とはいえ、学生の懐事情を考えると、普段着とはいえ目上の人に会う相応の恰好というと、手持ちは就活用スーツしかなく、「1着しかない」「黒以外ない」から、結局、黒のスーツになってしまう。リクルートスーツ以外というと、かえって敷居が高くなってしまうのかもしれません。 

そんな黒のスーツを着ている就活生に対して、「就職活動時、みんなが黒のスーツを着ることをどう思いますか?」と聞いてみると、いろいろなものが見えてきます。同じ色のスーツを着ていても、「制服だと考える」という人もいれば、「着ることでスタートラインに立つ」と捉える人もいます。シンプルな質問の先にある答えにはそれぞれの違いが垣間見れます 

学生を採用するとき、自社がどういうスタンスでいるのか、それを社長自身が明確にしておくことは大事なことです。優秀な人材が欲しいのはどの企業でも同じですが、「少しでも個性を求めたい」のか、「同系統の人を選びたい」のか。なんだかんだ言っても、面接で採用するとき、やはり服装や見た目は大きな判断材料であることは、少しでも採用に携わったことがあれば、実感できるはずです。 

採用担当者によっても大きく違ってきますが、このあたりは社長の求める人材と採用担当者が選ぶ人材の「いい人材」のコンセンサスをとっておくことも重要。黒一辺倒のスーツを「没個性」と思うか、「脱学生」と感じるかで大きく違うように、「こんな人に入ってほしい」を明確に言語化してアピールすることは、ミスマッチを防ぐためにも必須になります。 

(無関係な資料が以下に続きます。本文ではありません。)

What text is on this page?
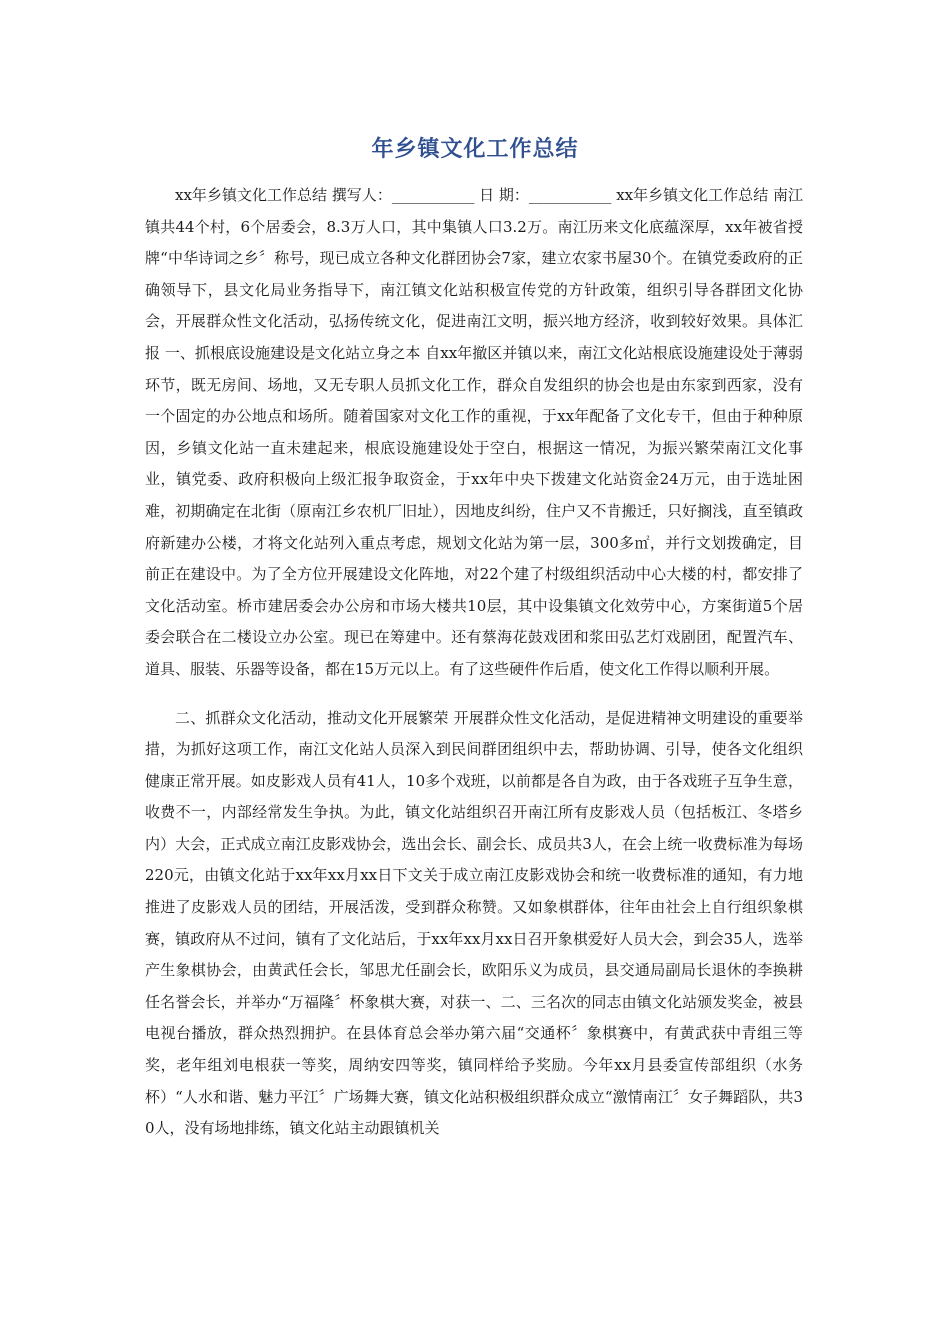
年乡镇文化工作总结

xx年乡镇文化工作总结 撰写人：___________ 日 期：___________ xx年乡镇文化工作总结 南江镇共44个村，6个居委会，8.3万人口，其中集镇人口3.2万。南江历来文化底蕴深厚，xx年被省授牌“中华诗词之乡〞称号，现已成立各种文化群团协会7家，建立农家书屋30个。在镇党委政府的正确领导下，县文化局业务指导下，南江镇文化站积极宣传党的方针政策，组织引导各群团文化协会，开展群众性文化活动，弘扬传统文化，促进南江文明，振兴地方经济，收到较好效果。具体汇报 一、抓根底设施建设是文化站立身之本 自xx年撤区并镇以来，南江文化站根底设施建设处于薄弱环节，既无房间、场地，又无专职人员抓文化工作，群众自发组织的协会也是由东家到西家，没有一个固定的办公地点和场所。随着国家对文化工作的重视，于xx年配备了文化专干，但由于种种原因，乡镇文化站一直未建起来，根底设施建设处于空白，根据这一情况，为振兴繁荣南江文化事业，镇党委、政府积极向上级汇报争取资金，于xx年中央下拨建文化站资金24万元，由于选址困难，初期确定在北街（原南江乡农机厂旧址），因地皮纠纷，住户又不肯搬迁，只好搁浅，直至镇政府新建办公楼，才将文化站列入重点考虑，规划文化站为第一层，300多㎡，并行文划拨确定，目前正在建设中。为了全方位开展建设文化阵地，对22个建了村级组织活动中心大楼的村，都安排了文化活动室。桥市建居委会办公房和市场大楼共10层，其中设集镇文化效劳中心，方案街道5个居委会联合在二楼设立办公室。现已在筹建中。还有蔡海花鼓戏团和浆田弘艺灯戏剧团，配置汽车、道具、服装、乐器等设备，都在15万元以上。有了这些硬件作后盾，使文化工作得以顺利开展。

二、抓群众文化活动，推动文化开展繁荣 开展群众性文化活动，是促进精神文明建设的重要举措，为抓好这项工作，南江文化站人员深入到民间群团组织中去，帮助协调、引导，使各文化组织健康正常开展。如皮影戏人员有41人，10多个戏班，以前都是各自为政，由于各戏班子互争生意，收费不一，内部经常发生争执。为此，镇文化站组织召开南江所有皮影戏人员（包括板江、冬塔乡内）大会，正式成立南江皮影戏协会，选出会长、副会长、成员共3人，在会上统一收费标准为每场220元，由镇文化站于xx年xx月xx日下文关于成立南江皮影戏协会和统一收费标准的通知，有力地推进了皮影戏人员的团结，开展活泼，受到群众称赞。又如象棋群体，往年由社会上自行组织象棋赛，镇政府从不过问，镇有了文化站后，于xx年xx月xx日召开象棋爱好人员大会，到会35人，选举产生象棋协会，由黄武任会长，邹思尤任副会长，欧阳乐义为成员，县交通局副局长退休的李换耕任名誉会长，并举办“万福隆〞杯象棋大赛，对获一、二、三名次的同志由镇文化站颁发奖金，被县电视台播放，群众热烈拥护。在县体育总会举办第六届“交通杯〞象棋赛中，有黄武获中青组三等奖，老年组刘电根获一等奖，周纳安四等奖，镇同样给予奖励。今年xx月县委宣传部组织（水务杯）“人水和谐、魅力平江〞广场舞大赛，镇文化站积极组织群众成立“激情南江〞女子舞蹈队，共30人，没有场地排练，镇文化站主动跟镇机关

ここまでは「選ぶ側」として話しをしてきましたが、売り手市場の現在、企業を選ぶのは学生の方でもあります。実際に働いている人を見た学生から、「ダークグレイのスーツの世界・・・」「将来に希望がもてない・・・」という何ともシビアな声もありました。

中小企業の場合は、経営者の存在が就活生にダイレクトに伝わりやすく、それが良くも悪くも求人の結果につながります。学生の黒いスーツの中からキラッと光るものを見分けるように、ダークグレイの世界からも自社独自のキラッと光るものを学生に見せつけたいものですね。